I'm not a big fan of this approach. I prefer passing a session object this is much simpler than their approach using context manager (with)... (my 2 cts)

It's not really about "implementing caching on the library itself"

It's just about changing calls like

requests.get(...)

to

session.get(...)

but anyway whatever your technical choices are, what is important is to be able to know quickly what datapackages in https://github.com/datasets/registry are not valid. But it seems that Rufus have some ideas / plans.

femtotrader avatar Aug 29 '16 13:08 femtotrader

Just to be clear, I'm pointing out betamax because, as far as I can see, the reason you're suggesting this task is to allow us to monitor the datasets. With it, we can solve the testing issue without having to add more code to the datapackage-py.

vitorbaptista avatar Aug 29 '16 14:08 vitorbaptista

I didn't know betamax previously. Both can be used with the monkey patch approach and so can allow to monitor the datasets.

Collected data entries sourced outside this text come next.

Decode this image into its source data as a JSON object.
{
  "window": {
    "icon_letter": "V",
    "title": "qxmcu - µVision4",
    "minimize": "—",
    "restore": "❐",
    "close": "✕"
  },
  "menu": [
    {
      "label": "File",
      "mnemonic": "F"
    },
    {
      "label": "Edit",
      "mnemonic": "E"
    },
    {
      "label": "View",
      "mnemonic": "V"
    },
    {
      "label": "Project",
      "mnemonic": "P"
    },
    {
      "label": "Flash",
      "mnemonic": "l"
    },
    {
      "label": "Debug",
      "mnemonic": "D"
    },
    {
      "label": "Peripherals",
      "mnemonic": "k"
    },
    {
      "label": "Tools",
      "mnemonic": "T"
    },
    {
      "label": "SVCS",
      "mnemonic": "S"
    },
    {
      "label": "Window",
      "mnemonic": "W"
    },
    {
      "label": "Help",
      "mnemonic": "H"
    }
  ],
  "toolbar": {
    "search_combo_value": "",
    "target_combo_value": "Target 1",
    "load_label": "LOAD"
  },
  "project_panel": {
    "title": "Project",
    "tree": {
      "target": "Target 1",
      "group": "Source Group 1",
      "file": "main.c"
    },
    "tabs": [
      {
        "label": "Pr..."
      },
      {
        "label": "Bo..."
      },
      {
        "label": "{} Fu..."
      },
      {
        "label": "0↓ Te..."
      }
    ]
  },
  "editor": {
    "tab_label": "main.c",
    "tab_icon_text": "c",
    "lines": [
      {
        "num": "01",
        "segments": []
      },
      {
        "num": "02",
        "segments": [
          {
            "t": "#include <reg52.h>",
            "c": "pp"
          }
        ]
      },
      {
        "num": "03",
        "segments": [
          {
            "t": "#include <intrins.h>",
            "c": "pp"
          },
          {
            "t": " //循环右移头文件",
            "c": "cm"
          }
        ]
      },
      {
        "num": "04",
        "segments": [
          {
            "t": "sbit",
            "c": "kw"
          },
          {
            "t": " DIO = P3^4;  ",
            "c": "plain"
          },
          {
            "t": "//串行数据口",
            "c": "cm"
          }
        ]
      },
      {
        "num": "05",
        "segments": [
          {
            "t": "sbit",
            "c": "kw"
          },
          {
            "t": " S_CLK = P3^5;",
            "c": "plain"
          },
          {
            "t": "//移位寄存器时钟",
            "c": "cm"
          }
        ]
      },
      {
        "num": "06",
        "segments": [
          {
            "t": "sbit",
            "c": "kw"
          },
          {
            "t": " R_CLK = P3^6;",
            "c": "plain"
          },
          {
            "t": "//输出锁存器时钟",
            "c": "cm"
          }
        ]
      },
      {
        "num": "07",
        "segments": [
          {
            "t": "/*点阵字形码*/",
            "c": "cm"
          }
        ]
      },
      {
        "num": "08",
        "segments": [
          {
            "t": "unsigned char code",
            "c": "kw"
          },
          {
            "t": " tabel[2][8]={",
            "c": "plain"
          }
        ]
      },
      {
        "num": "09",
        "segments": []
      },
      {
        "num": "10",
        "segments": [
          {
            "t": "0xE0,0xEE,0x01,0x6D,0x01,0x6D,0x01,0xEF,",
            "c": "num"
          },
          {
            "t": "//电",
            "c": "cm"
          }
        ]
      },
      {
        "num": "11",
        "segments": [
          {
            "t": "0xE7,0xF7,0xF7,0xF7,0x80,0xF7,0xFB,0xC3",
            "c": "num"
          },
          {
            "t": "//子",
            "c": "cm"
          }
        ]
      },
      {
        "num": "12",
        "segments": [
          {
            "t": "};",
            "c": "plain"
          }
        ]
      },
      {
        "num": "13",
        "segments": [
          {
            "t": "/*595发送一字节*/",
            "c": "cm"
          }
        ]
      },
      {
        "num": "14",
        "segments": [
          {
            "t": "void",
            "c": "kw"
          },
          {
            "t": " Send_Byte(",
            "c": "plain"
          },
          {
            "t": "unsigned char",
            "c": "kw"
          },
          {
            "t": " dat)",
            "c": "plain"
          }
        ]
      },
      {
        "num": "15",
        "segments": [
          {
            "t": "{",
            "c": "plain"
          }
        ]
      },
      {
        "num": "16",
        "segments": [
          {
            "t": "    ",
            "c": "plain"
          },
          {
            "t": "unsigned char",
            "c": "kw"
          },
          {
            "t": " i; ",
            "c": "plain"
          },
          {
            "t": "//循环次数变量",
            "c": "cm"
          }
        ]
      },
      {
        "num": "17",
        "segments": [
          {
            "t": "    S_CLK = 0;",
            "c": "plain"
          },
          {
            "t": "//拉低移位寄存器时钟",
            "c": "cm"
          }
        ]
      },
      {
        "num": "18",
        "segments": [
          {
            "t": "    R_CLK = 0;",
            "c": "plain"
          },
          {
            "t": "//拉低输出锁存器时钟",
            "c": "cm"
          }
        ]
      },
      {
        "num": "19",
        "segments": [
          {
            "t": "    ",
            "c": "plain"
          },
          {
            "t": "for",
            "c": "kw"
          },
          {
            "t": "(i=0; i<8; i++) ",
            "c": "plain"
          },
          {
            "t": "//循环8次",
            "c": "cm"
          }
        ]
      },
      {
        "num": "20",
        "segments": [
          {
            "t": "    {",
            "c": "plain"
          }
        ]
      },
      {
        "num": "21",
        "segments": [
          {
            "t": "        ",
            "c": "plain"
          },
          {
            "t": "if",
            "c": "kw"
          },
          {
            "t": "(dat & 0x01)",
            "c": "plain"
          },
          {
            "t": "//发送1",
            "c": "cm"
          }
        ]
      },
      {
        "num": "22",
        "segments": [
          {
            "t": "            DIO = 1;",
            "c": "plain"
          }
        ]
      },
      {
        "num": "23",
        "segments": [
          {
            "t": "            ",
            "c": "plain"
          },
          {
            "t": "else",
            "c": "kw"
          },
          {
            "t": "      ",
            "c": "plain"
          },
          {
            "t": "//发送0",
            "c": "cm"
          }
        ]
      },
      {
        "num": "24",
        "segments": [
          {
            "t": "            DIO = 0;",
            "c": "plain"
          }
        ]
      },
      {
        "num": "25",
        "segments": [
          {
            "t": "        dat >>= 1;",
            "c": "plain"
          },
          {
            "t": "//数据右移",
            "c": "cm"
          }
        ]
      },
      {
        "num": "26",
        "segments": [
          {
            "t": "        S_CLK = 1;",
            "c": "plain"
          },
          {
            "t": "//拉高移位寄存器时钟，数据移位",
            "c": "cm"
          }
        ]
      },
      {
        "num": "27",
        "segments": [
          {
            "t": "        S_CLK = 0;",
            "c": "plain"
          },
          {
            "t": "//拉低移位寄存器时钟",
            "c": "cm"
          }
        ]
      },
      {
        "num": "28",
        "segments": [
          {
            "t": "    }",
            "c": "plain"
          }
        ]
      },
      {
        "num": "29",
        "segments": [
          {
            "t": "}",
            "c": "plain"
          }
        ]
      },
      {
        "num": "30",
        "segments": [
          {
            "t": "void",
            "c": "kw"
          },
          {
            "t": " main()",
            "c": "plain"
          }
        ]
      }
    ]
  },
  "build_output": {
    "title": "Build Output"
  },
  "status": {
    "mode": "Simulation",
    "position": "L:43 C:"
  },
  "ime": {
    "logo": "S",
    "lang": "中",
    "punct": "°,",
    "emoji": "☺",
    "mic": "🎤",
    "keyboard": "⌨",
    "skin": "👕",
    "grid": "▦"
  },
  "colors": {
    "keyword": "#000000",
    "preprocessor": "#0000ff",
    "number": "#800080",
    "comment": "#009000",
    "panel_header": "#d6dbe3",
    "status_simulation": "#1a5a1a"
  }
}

femtotrader avatar Aug 29 '16 16:08 femtotrader

I suppose it's kinda blocked by https://github.com/frictionlessdata/specs/issues/243

roll avatar Aug 29 '16 16:08 roll

@roll while frictionlessdata/datapackage-py#243 refers to a cache property, it has a different use and meaning to the above as far as I see.

pwalsh avatar Aug 29 '16 17:08 pwalsh

It's also related to https://github.com/frictionlessdata/goodtables-py/issues/140 - both could require providing some custom requests session to tabulator. But caching could lead to other kind of problems like memory usage (we do streaming for everything).

So this issue is something to investigate.

roll avatar Aug 22 '17 12:08 roll